The latest implementation update added Agentic Browsing parity while keeping the AI Visibility Score normalized to 100. Added
  • AI Crawler Accessibility as a scored Infrastructure check worth 5 raw points.
  • Layout Stability as a scored Infrastructure sub-check worth 5 raw points, derived from Lighthouse Cumulative Layout Shift.
  • Registered WebMCP Tools as an informational AI readiness signal.
  • Forms Missing Declarative WebMCP as an informational AI readiness signal.
  • WebMCP Schema Validity as a scored AI readiness check worth 4 raw points.
  • Accessibility for Agents as a scored Page Analysis check worth 8 raw points.
  • Agentic Browsing parity as a separate stored and streamed result with passed, applicable, warning, failed, ratio, and status fields.
Changed
  • Infrastructure raw max increased to 45.
  • AI Readiness raw max increased to 22.
  • Page Analysis raw max increased to 68.
  • llms.txt remains non-scoring and optional, but blocked or server-error retrieval can now count as an applicable warning for parity.
  • The 0-100 score remains category-normalized at 25 / 25 / 50, so new raw checks do not make the overall score exceed 100.
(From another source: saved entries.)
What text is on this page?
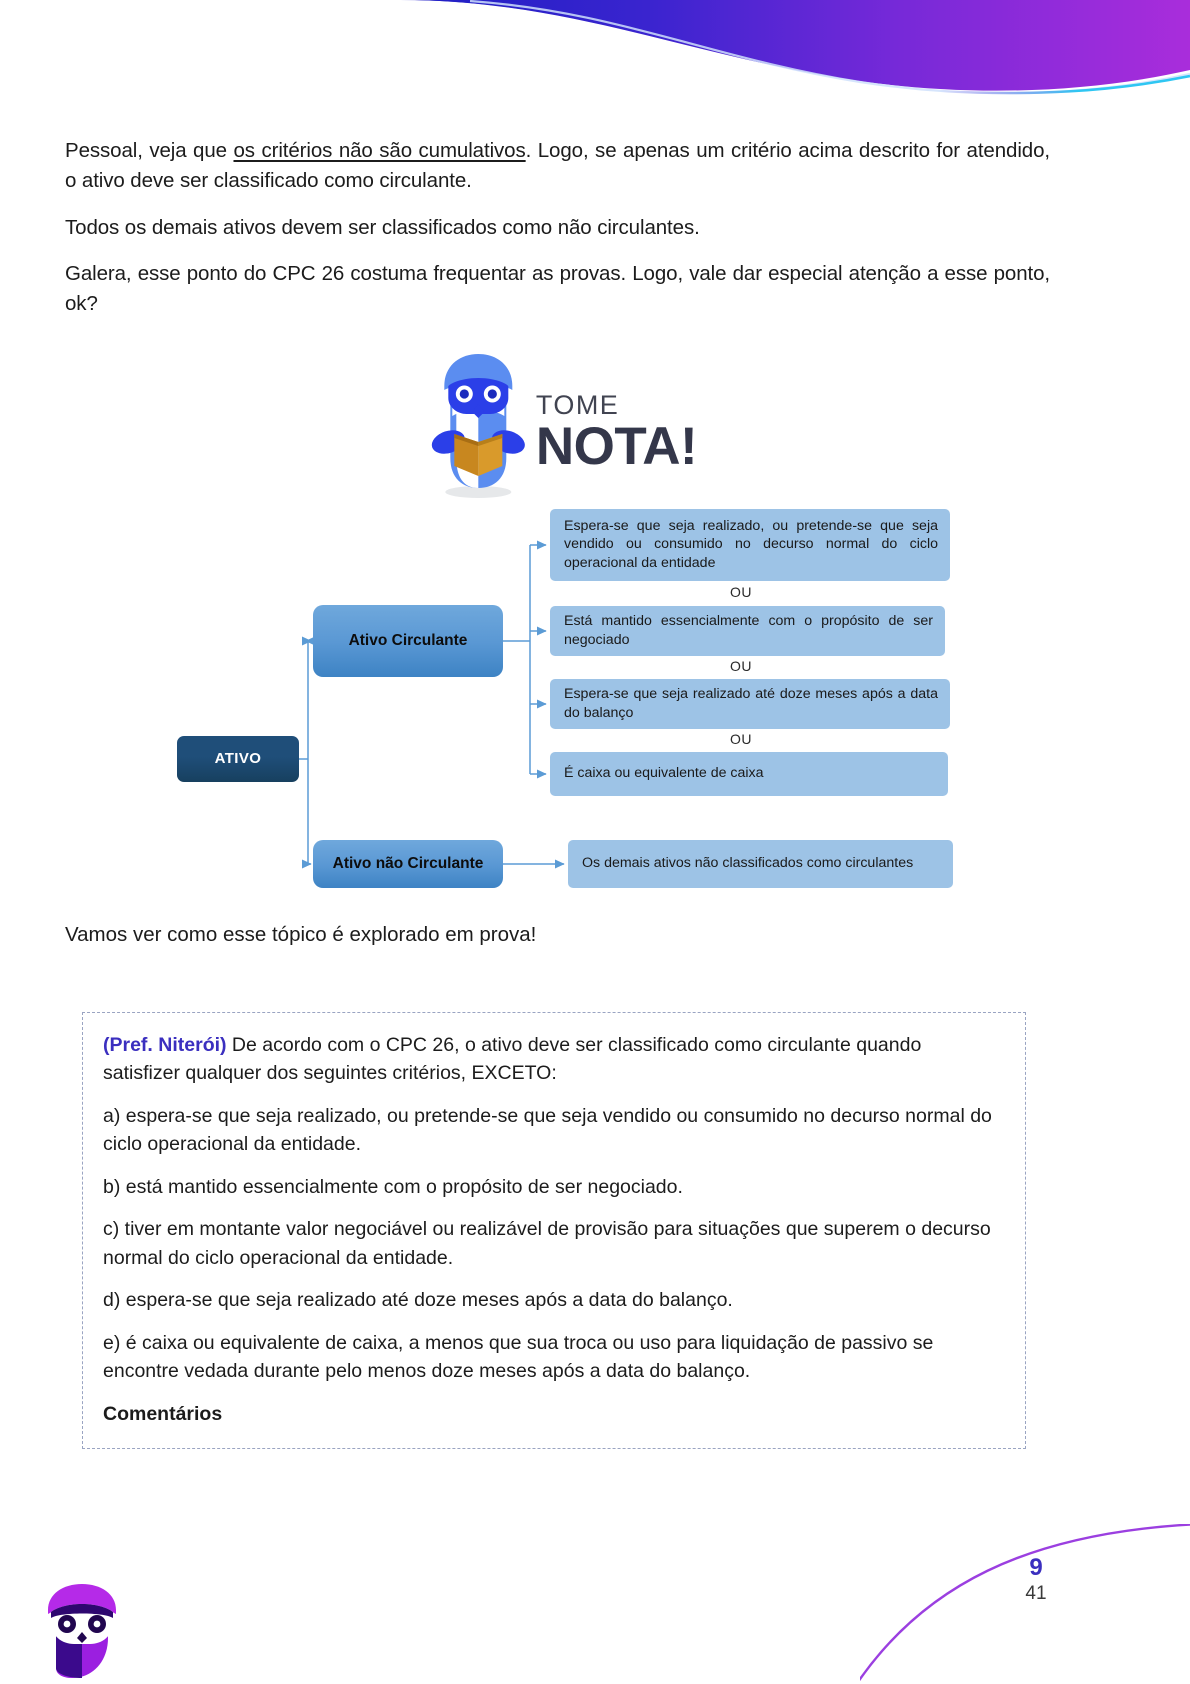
Pessoal, veja que os critérios não são cumulativos. Logo, se apenas um critério acima descrito for atendido, o ativo deve ser classificado como circulante.

Todos os demais ativos devem ser classificados como não circulantes.

Galera, esse ponto do CPC 26 costuma frequentar as provas. Logo, vale dar especial atenção a esse ponto, ok?

TOME
NOTA!
ATIVO
Ativo Circulante
Ativo não Circulante
Espera-se que seja realizado, ou pretende-se que seja vendido ou consumido no decurso normal do ciclo operacional da entidade
Está mantido essencialmente com o propósito de ser negociado
Espera-se que seja realizado até doze meses após a data do balanço
É caixa ou equivalente de caixa
Os demais ativos não classificados como circulantes
OU
OU
OU

Vamos ver como esse tópico é explorado em prova!

(Pref. Niterói) De acordo com o CPC 26, o ativo deve ser classificado como circulante quando satisfizer qualquer dos seguintes critérios, EXCETO:

a) espera-se que seja realizado, ou pretende-se que seja vendido ou consumido no decurso normal do ciclo operacional da entidade.

b) está mantido essencialmente com o propósito de ser negociado.

c) tiver em montante valor negociável ou realizável de provisão para situações que superem o decurso normal do ciclo operacional da entidade.

d) espera-se que seja realizado até doze meses após a data do balanço.

e) é caixa ou equivalente de caixa, a menos que sua troca ou uso para liquidação de passivo se encontre vedada durante pelo menos doze meses após a data do balanço.

Comentários

9
41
Why scores may change over time

Scores can change when:
  • A site changes templates, content, redirects, firewall rules, or analytics setup.
  • Search engines and AI assistants change how they fetch and interpret pages.
  • Obvlo updates the methodology to reflect stronger evidence or new public guidance.
  • Optional emerging checks move from informational to warning-capable or scored once the underlying standard becomes more stable.
When methodology changes affect customer interpretation, Obvlo documents the change and keeps the 0-100 AI Visibility Score separate from experimental parity signals.

How to improve your score

The most reliable improvements come from practical fundamentals:
  • Keep pages crawlable without blocking legitimate search and AI crawlers.
  • Publish clean sitemaps and avoid accidental noindex or nosnippet rules.
  • Use HTTPS with a complete certificate chain.
  • Improve mobile performance and reduce layout shift.
  • Add structured data for key page types and business entities.
  • Write useful, specific content with clear headings and citation-ready facts.
  • Use semantic HTML, descriptive links, and accessible labels for controls and forms.
  • Keep content fresh and internally linked.
  • Treat WebMCP and llms.txt as emerging enhancements, especially for important forms and workflows.
The health check recommendations show which actions are most relevant for the specific page being tested.